Ogden v. Ogden – problem was whether parental consent was one of formality or capacity. Parental consent in this case was classified as an issue of formality and since the marriage had been celebrated in England, English law was applied as opposed to French law which was the law of the parties country of domicile. Had it been an issue of capacity, under French law the parties would have required parental consent which had not been given that marriage would have been declared null and void.

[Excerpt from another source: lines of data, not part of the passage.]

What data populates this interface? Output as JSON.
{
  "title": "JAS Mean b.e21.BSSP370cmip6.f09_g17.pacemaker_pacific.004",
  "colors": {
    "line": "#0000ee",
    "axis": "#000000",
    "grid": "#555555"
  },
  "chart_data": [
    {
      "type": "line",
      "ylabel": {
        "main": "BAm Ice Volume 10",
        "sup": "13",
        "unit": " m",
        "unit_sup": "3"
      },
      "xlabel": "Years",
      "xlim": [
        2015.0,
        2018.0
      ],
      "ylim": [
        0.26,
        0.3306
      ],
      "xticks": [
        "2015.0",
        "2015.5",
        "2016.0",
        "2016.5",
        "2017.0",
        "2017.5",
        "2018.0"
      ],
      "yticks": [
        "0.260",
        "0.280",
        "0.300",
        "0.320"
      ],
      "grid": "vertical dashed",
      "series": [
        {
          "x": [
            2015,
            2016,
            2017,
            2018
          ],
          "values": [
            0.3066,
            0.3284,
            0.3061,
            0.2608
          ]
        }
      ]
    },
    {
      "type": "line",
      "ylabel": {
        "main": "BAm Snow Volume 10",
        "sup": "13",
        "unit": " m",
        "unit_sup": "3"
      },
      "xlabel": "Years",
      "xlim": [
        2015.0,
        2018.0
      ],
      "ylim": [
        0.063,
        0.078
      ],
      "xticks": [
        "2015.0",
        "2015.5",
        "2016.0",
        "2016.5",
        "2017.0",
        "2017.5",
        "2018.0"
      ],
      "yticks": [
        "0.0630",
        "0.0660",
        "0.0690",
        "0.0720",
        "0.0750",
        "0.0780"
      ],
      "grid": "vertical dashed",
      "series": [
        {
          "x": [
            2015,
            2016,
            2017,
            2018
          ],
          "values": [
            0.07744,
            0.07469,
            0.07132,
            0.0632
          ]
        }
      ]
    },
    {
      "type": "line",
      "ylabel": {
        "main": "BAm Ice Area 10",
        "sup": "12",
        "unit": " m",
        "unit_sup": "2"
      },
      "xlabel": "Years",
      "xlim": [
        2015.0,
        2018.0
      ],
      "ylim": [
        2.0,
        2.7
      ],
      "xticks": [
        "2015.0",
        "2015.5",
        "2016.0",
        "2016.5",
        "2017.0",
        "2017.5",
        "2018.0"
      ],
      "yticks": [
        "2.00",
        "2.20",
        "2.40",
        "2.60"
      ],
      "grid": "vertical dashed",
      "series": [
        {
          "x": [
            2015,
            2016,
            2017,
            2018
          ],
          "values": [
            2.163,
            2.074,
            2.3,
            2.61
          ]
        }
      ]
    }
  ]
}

EXCEPTIONS THAT APPLY TO THE RULE THAT FORMAL VALIDITY IS GOVERNED BY THE LAW OF THE PLACE WHERE THE MARRIAGE TOOK PLACE
Under statute the marriage Act under S. 5(2) and S.38A(which is an amendment) under these two sections, marriages can be contracted under Kenyan law before a Kenyan consular or other public officer in any foreign country where at least one party to that wedding is a Kenyan citizen. Essentially they are saying that where Kenyans marry in Kenyan embassy the applicable rule will be the Kenyan law. Such marriages must be solemnised at the official residence of the marriage officer between the hours of 8 am and 6pm and in the presence of two or more witnesses. Once it has been contracted that marriage will be formally valid in Kenya even though it may not be formally valid in the country where it was celebrated.

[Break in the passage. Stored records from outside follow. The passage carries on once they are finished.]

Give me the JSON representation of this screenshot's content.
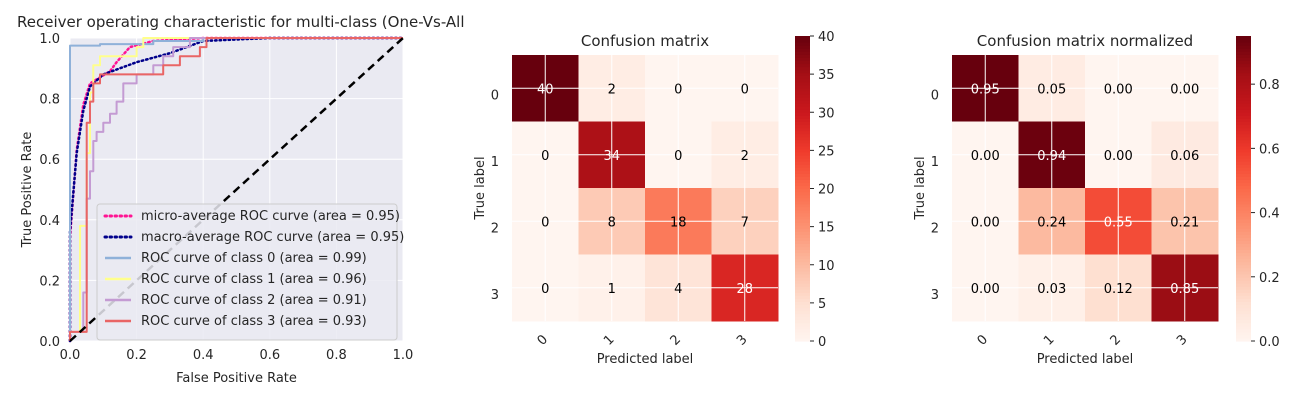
{
  "chart_data": [
    {
      "type": "line",
      "title": "Receiver operating characteristic for multi-class (One-Vs-All",
      "xlabel": "False Positive Rate",
      "ylabel": "True Positive Rate",
      "xlim": [
        0,
        1
      ],
      "ylim": [
        0,
        1
      ],
      "xticks": [
        "0.0",
        "0.2",
        "0.4",
        "0.6",
        "0.8",
        "1.0"
      ],
      "yticks": [
        "0.0",
        "0.2",
        "0.4",
        "0.6",
        "0.8",
        "1.0"
      ],
      "grid": true,
      "legend_position": "lower-right",
      "series": [
        {
          "name": "micro-average ROC curve (area = 0.95)",
          "color": "#ff1493",
          "style": "dotted",
          "points": [
            [
              0,
              0
            ],
            [
              0,
              0.34
            ],
            [
              0.02,
              0.63
            ],
            [
              0.04,
              0.78
            ],
            [
              0.06,
              0.85
            ],
            [
              0.09,
              0.87
            ],
            [
              0.12,
              0.89
            ],
            [
              0.14,
              0.92
            ],
            [
              0.18,
              0.97
            ],
            [
              0.25,
              0.99
            ],
            [
              0.4,
              1
            ],
            [
              1,
              1
            ]
          ]
        },
        {
          "name": "macro-average ROC curve (area = 0.95)",
          "color": "#00008b",
          "style": "dotted",
          "points": [
            [
              0,
              0
            ],
            [
              0,
              0.36
            ],
            [
              0.02,
              0.62
            ],
            [
              0.04,
              0.76
            ],
            [
              0.06,
              0.84
            ],
            [
              0.1,
              0.88
            ],
            [
              0.2,
              0.92
            ],
            [
              0.3,
              0.95
            ],
            [
              0.4,
              0.99
            ],
            [
              0.6,
              1
            ],
            [
              1,
              1
            ]
          ]
        },
        {
          "name": "ROC curve of class 0 (area = 0.99)",
          "color": "#8fb1d9",
          "style": "solid",
          "points": [
            [
              0,
              0
            ],
            [
              0,
              0.975
            ],
            [
              0.09,
              0.975
            ],
            [
              0.09,
              0.98
            ],
            [
              0.25,
              0.98
            ],
            [
              0.25,
              0.99
            ],
            [
              0.4,
              0.99
            ],
            [
              0.4,
              1
            ],
            [
              1,
              1
            ]
          ]
        },
        {
          "name": "ROC curve of class 1 (area = 0.96)",
          "color": "#ffff8c",
          "style": "solid",
          "points": [
            [
              0,
              0
            ],
            [
              0,
              0.03
            ],
            [
              0.03,
              0.03
            ],
            [
              0.03,
              0.38
            ],
            [
              0.05,
              0.38
            ],
            [
              0.05,
              0.62
            ],
            [
              0.06,
              0.62
            ],
            [
              0.06,
              0.82
            ],
            [
              0.07,
              0.82
            ],
            [
              0.07,
              0.91
            ],
            [
              0.09,
              0.91
            ],
            [
              0.09,
              0.94
            ],
            [
              0.2,
              0.94
            ],
            [
              0.2,
              0.97
            ],
            [
              0.22,
              0.97
            ],
            [
              0.22,
              1
            ],
            [
              1,
              1
            ]
          ]
        },
        {
          "name": "ROC curve of class 2 (area = 0.91)",
          "color": "#c49bd3",
          "style": "solid",
          "points": [
            [
              0,
              0
            ],
            [
              0,
              0.03
            ],
            [
              0.04,
              0.03
            ],
            [
              0.04,
              0.16
            ],
            [
              0.05,
              0.16
            ],
            [
              0.05,
              0.47
            ],
            [
              0.06,
              0.47
            ],
            [
              0.06,
              0.56
            ],
            [
              0.07,
              0.56
            ],
            [
              0.07,
              0.66
            ],
            [
              0.08,
              0.66
            ],
            [
              0.08,
              0.69
            ],
            [
              0.1,
              0.69
            ],
            [
              0.1,
              0.72
            ],
            [
              0.12,
              0.72
            ],
            [
              0.12,
              0.75
            ],
            [
              0.14,
              0.75
            ],
            [
              0.14,
              0.79
            ],
            [
              0.16,
              0.79
            ],
            [
              0.16,
              0.85
            ],
            [
              0.2,
              0.85
            ],
            [
              0.2,
              0.88
            ],
            [
              0.25,
              0.88
            ],
            [
              0.25,
              0.91
            ],
            [
              0.28,
              0.91
            ],
            [
              0.28,
              0.94
            ],
            [
              0.31,
              0.94
            ],
            [
              0.31,
              0.97
            ],
            [
              0.36,
              0.97
            ],
            [
              0.36,
              1
            ],
            [
              1,
              1
            ]
          ]
        },
        {
          "name": "ROC curve of class 3 (area = 0.93)",
          "color": "#e96565",
          "style": "solid",
          "points": [
            [
              0,
              0
            ],
            [
              0,
              0.03
            ],
            [
              0.05,
              0.03
            ],
            [
              0.05,
              0.72
            ],
            [
              0.06,
              0.72
            ],
            [
              0.06,
              0.79
            ],
            [
              0.07,
              0.79
            ],
            [
              0.07,
              0.85
            ],
            [
              0.09,
              0.85
            ],
            [
              0.09,
              0.88
            ],
            [
              0.28,
              0.88
            ],
            [
              0.28,
              0.91
            ],
            [
              0.33,
              0.91
            ],
            [
              0.33,
              0.94
            ],
            [
              0.39,
              0.94
            ],
            [
              0.39,
              0.97
            ],
            [
              0.41,
              0.97
            ],
            [
              0.41,
              1
            ],
            [
              1,
              1
            ]
          ]
        },
        {
          "name": "",
          "color": "#000000",
          "style": "dashed",
          "points": [
            [
              0,
              0
            ],
            [
              1,
              1
            ]
          ]
        }
      ]
    },
    {
      "type": "heatmap",
      "title": "Confusion matrix",
      "xlabel": "Predicted label",
      "ylabel": "True label",
      "xticks": [
        "0",
        "1",
        "2",
        "3"
      ],
      "yticks": [
        "0",
        "1",
        "2",
        "3"
      ],
      "colormap": "Reds",
      "vmin": 0,
      "vmax": 40,
      "colorbar_ticks": [
        "0",
        "5",
        "10",
        "15",
        "20",
        "25",
        "30",
        "35",
        "40"
      ],
      "cells": [
        [
          "40",
          "2",
          "0",
          "0"
        ],
        [
          "0",
          "34",
          "0",
          "2"
        ],
        [
          "0",
          "8",
          "18",
          "7"
        ],
        [
          "0",
          "1",
          "4",
          "28"
        ]
      ]
    },
    {
      "type": "heatmap",
      "title": "Confusion matrix normalized",
      "xlabel": "Predicted label",
      "ylabel": "True label",
      "xticks": [
        "0",
        "1",
        "2",
        "3"
      ],
      "yticks": [
        "0",
        "1",
        "2",
        "3"
      ],
      "colormap": "Reds",
      "vmin": 0,
      "vmax": 0.95,
      "colorbar_ticks": [
        "0.0",
        "0.2",
        "0.4",
        "0.6",
        "0.8"
      ],
      "cells": [
        [
          "0.95",
          "0.05",
          "0.00",
          "0.00"
        ],
        [
          "0.00",
          "0.94",
          "0.00",
          "0.06"
        ],
        [
          "0.00",
          "0.24",
          "0.55",
          "0.21"
        ],
        [
          "0.00",
          "0.03",
          "0.12",
          "0.85"
        ]
      ]
    }
  ]
}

The two common goal exceptions are
1. Marriages in situations where compliance with the local law is impossible for example when you get married in a place where no laws apply or in an uninhabited region.
2. Where the marriage occurs in a country under hostile occupation and at least one of the parties to that marriage is a member of the occupying forces.

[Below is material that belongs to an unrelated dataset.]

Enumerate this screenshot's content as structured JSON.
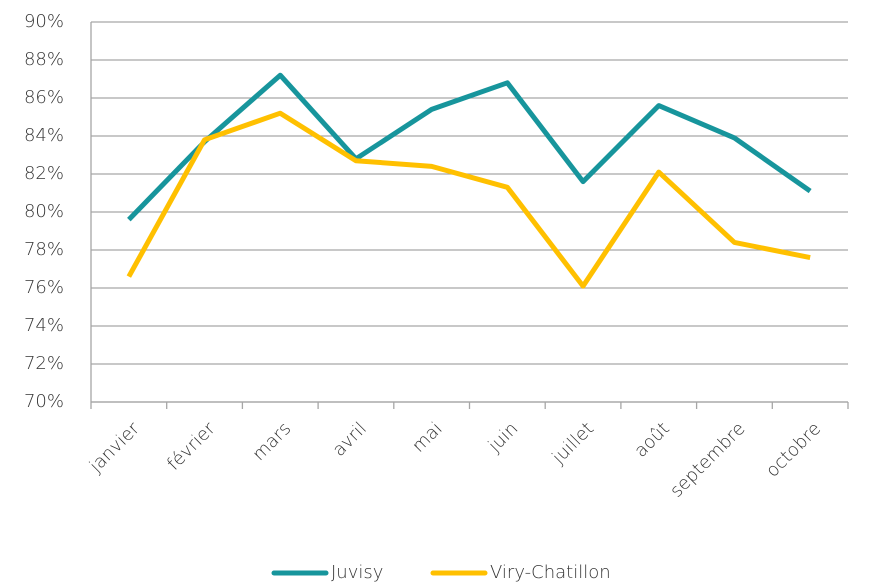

In these two exception the law that will then apply is the common law as to formalities of marriage. That marriage will be valid so long as the formal requirements under common law are met.
1. they should take each other as man and wife in the presence of each other and that an ordained priest should perform the ceremony.
Preston v. Preston
Taczanowska v. Taczanowski
Two Polish nationals, domiciled in Poland were married in Italy in 1946 by a Polish Army Chaplain, an episcopally ordained priest of the Roman Catholic Church, and therefore their marriage was valid according to the English Common Law. The husband was serving in the Polish army in occupation in Italy. The ceremony did not comply with the local forms and was therefore void by Italian domestic law, but it would have been recognised as valid by that country’s private international law if it was valid by the national law of the parties. It was however, not valid by Polish law.
The parties moved to England and later the wife petitioned for a decree of nullity on the ground that the marriage was void for non-compliance with the local forms. The court of appeal felt that since the parties were presumed not to have submitted themselves to the Italian law of the place of celebration, that law did not have to be applied. It was considered that there will often be no submission by a member of the military forces in occupation of a country and as such it was held to be the case here. As Italian law was not applicable and the law of the parties’ domicil was considered irrelevant, English common law was applied and the validity of he marriage upheld.